Évacuations des campements à Paris: à quand une véritable solution pour les exilé.e.s?
© Mohammad Ghannam/MSF
France4 min
Le 27 novembre, les autorités françaises ont évacué une partie du camp de la Porte d'Aubervilliers, au nord de Paris, où plus de 2 000 personnes survivent dans des tentes de fortune et des abris le long du périphérique. Médecins Sans Frontières, régulièrement sur place pour offrir des consultations médicales, alerte avec 22 autres organisations sur le manque de solutions durables et la violence persistante contre les migrants à Paris.
Le 6 novembre dernier, le gouvernement s’est engagé à réaliser avant la fin de l’année l’évacuation des campements parisiens, en promettant l’inconditionnalité de l’hébergement de l’ensemble des personnes.
Une opération de mise à l’abri s’est déroulée le lendemain Porte de la Chapelle et avenue Wilson à Saint Denis, mais contrairement aux engagements pris, le principe d’inconditionnalité n’a pas été respecté. Dans les 48 heures, nous avons constaté le retour à la rue de plusieurs dizaines de personnes, ces dernières « ne correspondant pas aux critères administratifs requis ». Leurs tentes et duvets ayant été détruits lors de l’évacuation, pour ces personnes, une nouvelle errance commence dans le dénuement le plus total.

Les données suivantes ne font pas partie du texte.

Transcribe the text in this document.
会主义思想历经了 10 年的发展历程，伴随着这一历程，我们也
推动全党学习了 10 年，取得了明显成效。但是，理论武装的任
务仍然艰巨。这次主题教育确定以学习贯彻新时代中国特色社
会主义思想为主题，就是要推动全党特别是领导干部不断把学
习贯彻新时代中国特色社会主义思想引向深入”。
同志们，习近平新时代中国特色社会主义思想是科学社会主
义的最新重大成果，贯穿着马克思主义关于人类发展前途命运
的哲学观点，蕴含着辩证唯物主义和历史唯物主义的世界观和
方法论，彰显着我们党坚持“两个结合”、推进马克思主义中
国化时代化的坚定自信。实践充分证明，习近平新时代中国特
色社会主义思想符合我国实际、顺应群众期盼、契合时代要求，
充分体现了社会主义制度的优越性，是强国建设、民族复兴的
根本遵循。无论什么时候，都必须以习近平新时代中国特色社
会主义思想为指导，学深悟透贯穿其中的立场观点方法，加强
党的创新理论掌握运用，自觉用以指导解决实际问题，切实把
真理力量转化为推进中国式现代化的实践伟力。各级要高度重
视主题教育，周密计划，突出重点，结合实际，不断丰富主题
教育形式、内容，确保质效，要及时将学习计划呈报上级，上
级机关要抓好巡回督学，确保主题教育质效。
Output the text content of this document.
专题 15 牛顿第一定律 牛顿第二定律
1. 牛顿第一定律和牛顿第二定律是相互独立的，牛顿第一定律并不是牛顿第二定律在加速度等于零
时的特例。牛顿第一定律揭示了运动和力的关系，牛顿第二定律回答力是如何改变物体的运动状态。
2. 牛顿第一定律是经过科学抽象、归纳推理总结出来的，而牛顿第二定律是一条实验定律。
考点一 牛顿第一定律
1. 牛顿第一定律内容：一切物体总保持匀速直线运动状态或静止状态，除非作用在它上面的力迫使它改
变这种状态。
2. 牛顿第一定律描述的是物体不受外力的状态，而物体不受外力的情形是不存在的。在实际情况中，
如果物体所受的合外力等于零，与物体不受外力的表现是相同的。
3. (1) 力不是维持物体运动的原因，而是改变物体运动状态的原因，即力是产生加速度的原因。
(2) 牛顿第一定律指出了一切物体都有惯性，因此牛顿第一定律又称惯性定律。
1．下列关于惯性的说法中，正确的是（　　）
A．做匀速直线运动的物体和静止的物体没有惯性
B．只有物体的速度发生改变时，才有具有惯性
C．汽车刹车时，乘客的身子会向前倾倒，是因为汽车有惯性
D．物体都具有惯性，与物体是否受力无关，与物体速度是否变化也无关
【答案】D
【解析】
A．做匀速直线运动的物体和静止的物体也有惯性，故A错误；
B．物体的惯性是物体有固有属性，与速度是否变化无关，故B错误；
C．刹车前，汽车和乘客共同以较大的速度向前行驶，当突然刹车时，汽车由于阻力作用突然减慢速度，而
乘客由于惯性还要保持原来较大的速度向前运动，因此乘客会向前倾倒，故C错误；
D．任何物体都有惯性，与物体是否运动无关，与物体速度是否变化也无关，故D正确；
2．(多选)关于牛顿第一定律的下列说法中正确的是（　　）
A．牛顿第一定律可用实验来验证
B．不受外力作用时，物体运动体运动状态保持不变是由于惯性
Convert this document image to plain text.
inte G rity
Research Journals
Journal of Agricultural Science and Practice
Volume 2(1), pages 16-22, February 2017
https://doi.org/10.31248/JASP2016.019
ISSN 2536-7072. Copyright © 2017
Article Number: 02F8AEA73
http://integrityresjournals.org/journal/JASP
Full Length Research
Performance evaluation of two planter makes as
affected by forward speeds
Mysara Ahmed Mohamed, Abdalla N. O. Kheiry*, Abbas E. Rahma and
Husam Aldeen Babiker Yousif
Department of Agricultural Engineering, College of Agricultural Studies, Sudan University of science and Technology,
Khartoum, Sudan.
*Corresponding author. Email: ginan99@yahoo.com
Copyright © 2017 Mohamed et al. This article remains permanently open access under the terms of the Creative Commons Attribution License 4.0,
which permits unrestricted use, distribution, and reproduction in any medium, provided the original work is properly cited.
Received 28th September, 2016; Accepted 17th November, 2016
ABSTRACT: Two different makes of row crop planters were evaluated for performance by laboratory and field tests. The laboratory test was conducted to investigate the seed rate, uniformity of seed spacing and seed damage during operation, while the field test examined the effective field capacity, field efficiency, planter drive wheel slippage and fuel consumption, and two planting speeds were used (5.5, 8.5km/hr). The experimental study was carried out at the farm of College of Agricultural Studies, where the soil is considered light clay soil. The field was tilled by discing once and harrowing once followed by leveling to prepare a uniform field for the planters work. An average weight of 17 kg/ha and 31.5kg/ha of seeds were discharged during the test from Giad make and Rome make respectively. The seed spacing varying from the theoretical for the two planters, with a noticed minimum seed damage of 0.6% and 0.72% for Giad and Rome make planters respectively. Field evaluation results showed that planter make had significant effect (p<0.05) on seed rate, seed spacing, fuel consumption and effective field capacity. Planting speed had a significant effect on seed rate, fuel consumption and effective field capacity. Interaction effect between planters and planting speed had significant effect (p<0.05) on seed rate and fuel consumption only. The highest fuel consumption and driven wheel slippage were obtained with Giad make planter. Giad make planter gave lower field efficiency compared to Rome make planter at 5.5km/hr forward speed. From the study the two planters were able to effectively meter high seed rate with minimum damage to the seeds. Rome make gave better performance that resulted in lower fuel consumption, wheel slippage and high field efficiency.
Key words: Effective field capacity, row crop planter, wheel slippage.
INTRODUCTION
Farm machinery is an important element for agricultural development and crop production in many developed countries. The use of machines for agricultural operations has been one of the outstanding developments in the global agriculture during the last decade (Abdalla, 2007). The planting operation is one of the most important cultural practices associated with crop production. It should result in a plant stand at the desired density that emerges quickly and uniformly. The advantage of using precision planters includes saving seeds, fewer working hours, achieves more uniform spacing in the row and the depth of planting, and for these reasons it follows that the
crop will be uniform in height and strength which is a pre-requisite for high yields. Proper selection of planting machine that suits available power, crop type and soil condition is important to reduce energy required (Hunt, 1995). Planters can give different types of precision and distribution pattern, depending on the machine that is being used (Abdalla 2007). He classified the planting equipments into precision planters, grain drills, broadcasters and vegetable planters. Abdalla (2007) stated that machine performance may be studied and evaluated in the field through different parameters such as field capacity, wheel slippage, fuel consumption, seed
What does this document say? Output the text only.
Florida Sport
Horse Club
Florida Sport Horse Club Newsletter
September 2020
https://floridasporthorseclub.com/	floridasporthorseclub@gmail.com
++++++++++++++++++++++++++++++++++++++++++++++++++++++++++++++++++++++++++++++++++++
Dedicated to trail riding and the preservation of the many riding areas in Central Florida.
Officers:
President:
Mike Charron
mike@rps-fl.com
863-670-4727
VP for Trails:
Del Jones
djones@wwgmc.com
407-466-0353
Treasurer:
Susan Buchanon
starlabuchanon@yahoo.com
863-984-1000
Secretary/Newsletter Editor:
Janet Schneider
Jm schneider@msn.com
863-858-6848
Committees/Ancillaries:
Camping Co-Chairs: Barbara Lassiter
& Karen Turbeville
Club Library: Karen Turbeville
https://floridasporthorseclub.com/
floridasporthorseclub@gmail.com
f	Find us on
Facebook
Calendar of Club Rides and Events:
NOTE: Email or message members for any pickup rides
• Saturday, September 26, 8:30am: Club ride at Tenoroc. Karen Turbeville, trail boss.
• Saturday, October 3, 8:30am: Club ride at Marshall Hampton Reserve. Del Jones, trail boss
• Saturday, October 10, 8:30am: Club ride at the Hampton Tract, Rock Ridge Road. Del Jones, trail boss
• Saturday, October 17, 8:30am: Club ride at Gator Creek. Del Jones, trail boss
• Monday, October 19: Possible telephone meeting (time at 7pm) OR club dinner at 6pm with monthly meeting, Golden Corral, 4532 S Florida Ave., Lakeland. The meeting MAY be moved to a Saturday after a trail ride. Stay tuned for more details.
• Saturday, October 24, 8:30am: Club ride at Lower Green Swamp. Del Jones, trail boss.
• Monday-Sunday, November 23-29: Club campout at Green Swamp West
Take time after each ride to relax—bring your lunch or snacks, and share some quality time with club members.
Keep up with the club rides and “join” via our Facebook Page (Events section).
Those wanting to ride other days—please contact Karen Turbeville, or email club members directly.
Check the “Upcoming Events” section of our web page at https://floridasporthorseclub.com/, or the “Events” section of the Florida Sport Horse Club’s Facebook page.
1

Une mise à l’abri sous-dimensionnée puis annulée
Le 21 novembre, une mise à l’abri d’environ 350 personnes était prévue sur le campement de la Porte d’Aubervilliers, alors que plus de 2 000 personnes y vivent. Plusieurs centaines de personnes, dont des familles, ont attendu des heures dans la nuit et le froid afin de pouvoir en bénéficier. Les bus de la Préfecture d’Ile-de-France sont bien venus les chercher, mais sont repartis à vide, en raison de l’absence des forces de police pour assurer la sécurité de l’évacuation. Cette opération catastrophique illustrant les désaccords entre les Préfectures d’Ile de France et de Police a eu pour conséquence de fragiliser encore davantage des personnes déjà extrêmement vulnérables.
Hier, toujours à la Porte d'Aubervilliers, des centaines de migrants ont fait la queue pour monter dans les bus de la préfecture, mais tous n'ont pas pu y avoir accès. 500 personnes seulement ont pu être évacuées. Parmi ceux qui sont restés sur place, certains se sont retrouvés sans tentes et sacs de couchage, ceux-ci ayant été détruits pendant l'opération.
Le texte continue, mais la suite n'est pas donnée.